Presets and MIDI Files are your friends!
Don’t get me wrong on this: I am 100% pushing you to try sound designing your own stuff and writing your own melodies. But using presets or midi files can be really helpful if you don’t know where to go in the studio today. Best way to work with them is making them work with a simple beat structure and then slowly playing around with the patch or notes until you think they have your unique character sound. This workflow itself will be so inspiring that you will have probably added a bassline and some pads without even noticing it.
- Start with simple patterns!
For this tip you need to know: The wheel has already been invented. And even though musicians all over the world manage to give it a new and creative spin again and again, they most likely use structures that have been used before. This can be your advantage too!
The rhythm used in the first picture is as simple as it can get and known from countless songs of any genre – based on the famous Tresillo rhythm – the foundation of Dance Hall, Reggaeton and more.

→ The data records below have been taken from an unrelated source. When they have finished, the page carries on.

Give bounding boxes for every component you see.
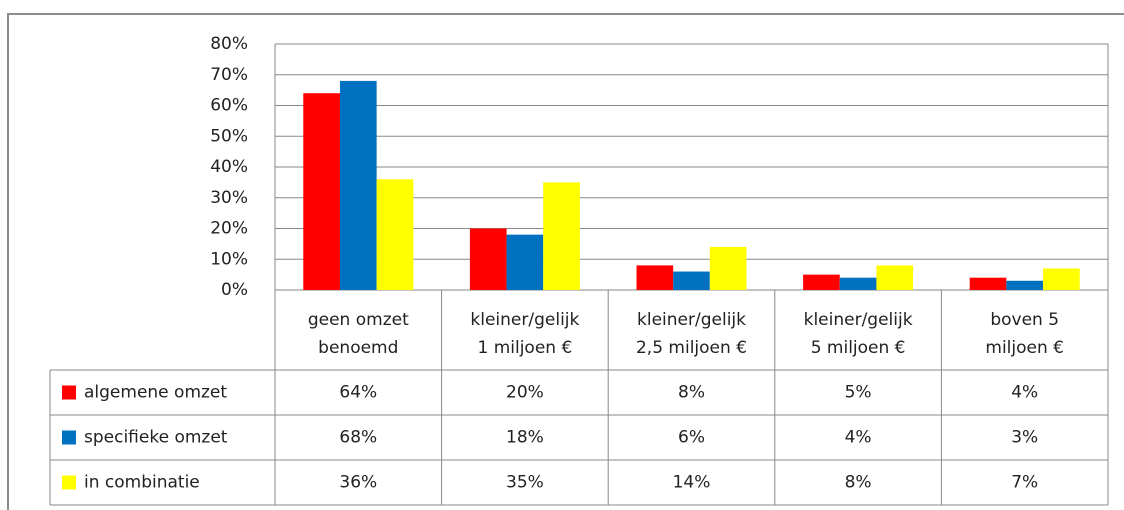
y-tick-label: 10% — [210, 249, 248, 269]
chart-frame — [7, 13, 1124, 510]
bar — [376, 179, 414, 290]
table-cell: 36% — [339, 473, 377, 493]
y-tick-label: 70% — [210, 65, 248, 85]
bar — [543, 182, 580, 290]
table-cell: 18% — [506, 428, 544, 448]
y-tick-label: 50% — [210, 126, 248, 146]
table-cell: 35% — [506, 473, 544, 493]
legend-swatch — [62, 475, 76, 490]
y-tick-label: 80% — [210, 34, 248, 54]
table-cell: 20% — [506, 383, 544, 403]
table-cell: 8% — [845, 473, 872, 493]
x-tick-label: kleiner/gelijk 5 miljoen € — [804, 310, 913, 358]
table-cell: 3% — [1011, 428, 1038, 448]
x-tick-label: kleiner/gelijk 2,5 miljoen € — [636, 310, 747, 358]
legend-swatch — [62, 385, 76, 400]
x-tick-label: kleiner/gelijk 1 miljoen € — [470, 310, 579, 358]
table-cell: 64% — [339, 383, 377, 403]
table-cell: 4% — [1011, 383, 1038, 403]
bar — [506, 234, 544, 290]
bar — [876, 265, 914, 290]
legend-swatch — [62, 430, 76, 445]
bar — [469, 228, 507, 290]
table-cell: 6% — [678, 428, 705, 448]
bar — [709, 246, 747, 290]
bar — [969, 277, 1007, 290]
bar — [303, 93, 340, 290]
bar — [339, 80, 377, 291]
x-tick-label: boven 5 miljoen € — [985, 310, 1064, 358]
bar — [1043, 268, 1080, 290]
table-cell: 68% — [339, 428, 377, 448]
bar — [803, 274, 840, 290]
bar — [636, 265, 674, 290]
bar — [839, 277, 877, 290]
bar — [1006, 280, 1044, 290]
bar — [673, 271, 710, 290]
y-tick-label: 20% — [210, 219, 248, 239]
table-cell: 4% — [845, 428, 872, 448]
x-tick-label: geen omzet benoemd — [308, 310, 409, 358]
y-tick-label: 30% — [210, 188, 248, 208]
table-cell: 8% — [678, 383, 705, 403]
y-tick-label: 60% — [210, 96, 248, 116]
legend-label: in combinatie — [84, 473, 200, 493]
legend-label: specifieke omzet — [84, 428, 228, 448]
y-tick-label: 40% — [210, 157, 248, 177]
table-cell: 5% — [845, 383, 872, 403]
legend-label: algemene omzet — [84, 383, 227, 403]
table-cell: 14% — [673, 473, 711, 493]
table-cell: 7% — [1011, 473, 1038, 493]
y-tick-label: 0% — [221, 280, 248, 300]
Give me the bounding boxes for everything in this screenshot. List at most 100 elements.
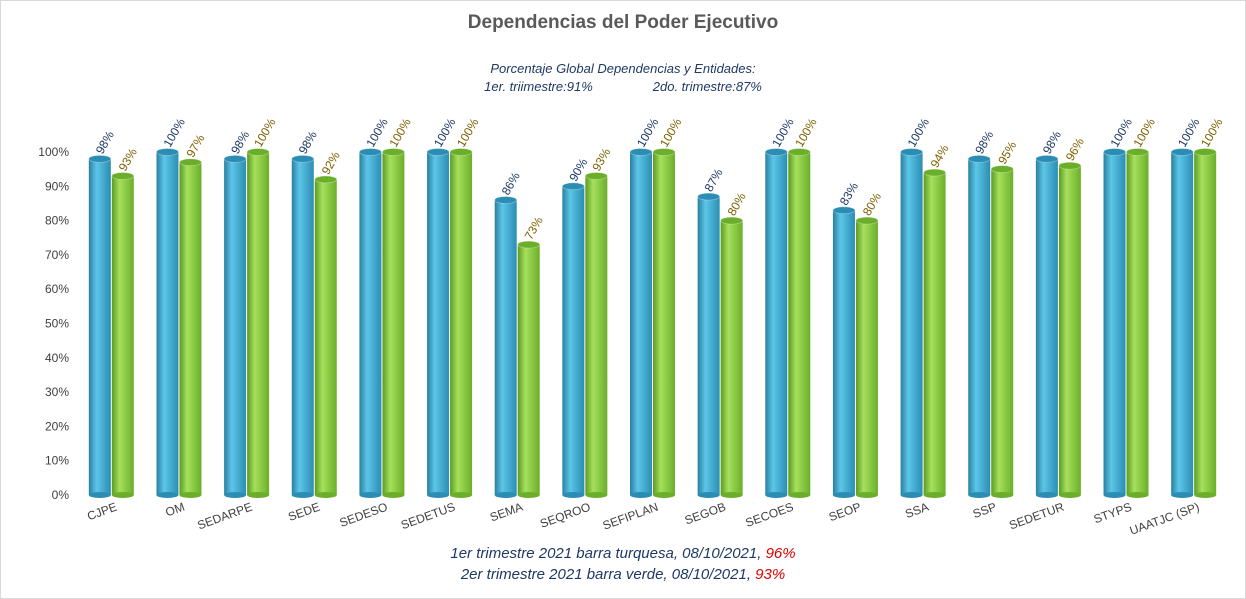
x-tick-label: SEOP xyxy=(827,500,863,525)
bar xyxy=(990,165,1014,498)
data-label: 95% xyxy=(995,139,1019,167)
data-label: 80% xyxy=(725,190,749,218)
bar-body xyxy=(450,152,473,495)
data-label: 100% xyxy=(386,116,414,150)
bar-body xyxy=(653,152,675,495)
footer-line-2: 2er trimestre 2021 barra verde, 08/10/20… xyxy=(0,564,1246,585)
bar-base xyxy=(697,492,720,498)
x-tick-label: SECOES xyxy=(744,500,796,530)
data-label: 100% xyxy=(1108,116,1136,150)
y-tick-label: 0% xyxy=(52,488,70,502)
footer-line-1: 1er trimestre 2021 barra turquesa, 08/10… xyxy=(0,543,1246,564)
chart-footer: 1er trimestre 2021 barra turquesa, 08/10… xyxy=(0,543,1246,585)
bar xyxy=(1170,148,1194,498)
bar-body xyxy=(562,186,585,496)
bar-base xyxy=(450,492,473,498)
bar xyxy=(156,148,179,498)
bar xyxy=(494,196,518,498)
x-tick-label: STYPS xyxy=(1092,500,1134,527)
bar-body xyxy=(968,158,991,496)
bar-top xyxy=(179,158,202,167)
data-label: 100% xyxy=(1198,116,1226,150)
data-label: 98% xyxy=(972,128,996,156)
bar-top xyxy=(111,172,135,180)
bar-body xyxy=(697,196,720,495)
data-label: 93% xyxy=(589,145,613,173)
bar-body xyxy=(224,158,247,496)
bar-base xyxy=(291,492,314,498)
bar-top xyxy=(1103,148,1126,156)
bar-top xyxy=(629,148,653,156)
data-label: 100% xyxy=(454,116,482,150)
bar-top xyxy=(832,206,856,215)
bar xyxy=(764,148,788,498)
bar-base xyxy=(382,492,405,498)
bar xyxy=(1035,154,1059,498)
x-tick-label: CJPE xyxy=(85,500,119,524)
bar-top xyxy=(990,165,1014,174)
bar-body xyxy=(517,244,540,495)
bar-top xyxy=(517,240,541,249)
x-tick-label: UAATJC (SP) xyxy=(1128,500,1202,538)
bar-base xyxy=(1194,492,1217,498)
bar-top xyxy=(291,154,315,163)
y-tick-label: 10% xyxy=(45,454,69,468)
bar-body xyxy=(1035,158,1058,496)
data-label: 100% xyxy=(363,116,391,150)
bar-base xyxy=(788,492,811,498)
chart-subtitle: Porcentaje Global Dependencias y Entidad… xyxy=(0,60,1246,96)
bar xyxy=(629,148,653,498)
bar xyxy=(1103,148,1126,498)
bar-base xyxy=(1035,492,1058,498)
bar-top xyxy=(652,148,676,156)
data-label: 100% xyxy=(792,116,820,150)
bar-body xyxy=(630,152,652,495)
bar xyxy=(697,192,721,498)
data-label: 98% xyxy=(296,128,320,156)
subtitle-line-2: 1er. triimestre:91% 2do. trimestre:87% xyxy=(0,78,1246,96)
bar-body xyxy=(179,162,202,496)
data-label: 98% xyxy=(1040,128,1064,156)
bar-body xyxy=(427,152,450,495)
x-tick-label: SEDETUR xyxy=(1007,500,1066,533)
x-tick-label: SEMA xyxy=(488,500,525,525)
y-tick-label: 70% xyxy=(45,248,69,262)
subtitle-q1: 1er. triimestre:91% xyxy=(484,79,593,94)
x-tick-label: SEDETUS xyxy=(399,500,457,533)
data-label: 97% xyxy=(183,132,207,160)
bar-body xyxy=(247,152,270,495)
footer-line-1-text: 1er trimestre 2021 barra turquesa, 08/10… xyxy=(450,545,766,562)
bar-base xyxy=(179,492,202,498)
bar-top xyxy=(967,154,991,163)
y-tick-label: 30% xyxy=(45,385,69,399)
bar xyxy=(1058,161,1082,498)
bar-base xyxy=(427,492,450,498)
subtitle-q2: 2do. trimestre:87% xyxy=(652,79,762,94)
bar-body xyxy=(720,220,743,495)
bar-top xyxy=(382,148,405,156)
y-tick-label: 60% xyxy=(45,282,69,296)
bar xyxy=(967,154,991,498)
bar-base xyxy=(765,492,788,498)
data-label: 100% xyxy=(634,116,662,150)
bar-body xyxy=(900,152,923,495)
bar xyxy=(787,148,811,498)
x-tick-label: SEFIPLAN xyxy=(601,500,660,533)
bar-base xyxy=(1058,492,1081,498)
x-tick-label: SEDE xyxy=(286,500,322,524)
bar-top xyxy=(584,172,608,180)
bar xyxy=(900,148,923,498)
bar-body xyxy=(855,220,878,495)
footer-line-2-value: 93% xyxy=(755,566,786,583)
data-label: 92% xyxy=(319,149,343,177)
chart-title: Dependencias del Poder Ejecutivo xyxy=(467,12,779,33)
x-tick-label: SEDESO xyxy=(338,500,390,530)
bar-body xyxy=(788,152,811,495)
bar xyxy=(1193,148,1217,498)
bar-top xyxy=(223,154,247,163)
bar-body xyxy=(494,200,517,495)
data-label: 100% xyxy=(160,116,188,150)
bar-top xyxy=(720,216,744,225)
x-tick-label: OM xyxy=(164,500,187,520)
bar-top xyxy=(900,148,923,156)
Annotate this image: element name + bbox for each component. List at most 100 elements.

I then started to add several notes and tried out different pitches until I came up with a melodic motive that sounded interesting to me. The good thing about this method is, that you have something that works well from the very beginning and you’re always free to go back to it, when you feel like you went too far. Yet you can almost endlessly adjust the rhythm and pitch to create your own, unique melody.
- Don’t force yourself!
Even though I’ve talked about the skill of successful producers to kind of force creativity, they might even have a bigger skill: They know when to pause! It’s one of the biggest lessons you have to learn: Not every session in the studio is going to bring a new track. Or a good track. Sometimes you have to accept that today you are better off with just sorting your samples. Or play around for fun in a completely different genre. Or make some new presets for your library.
Sometimes, it’s even better to do nothing, go outside and come back with a fresh and inspired mind tomorrow!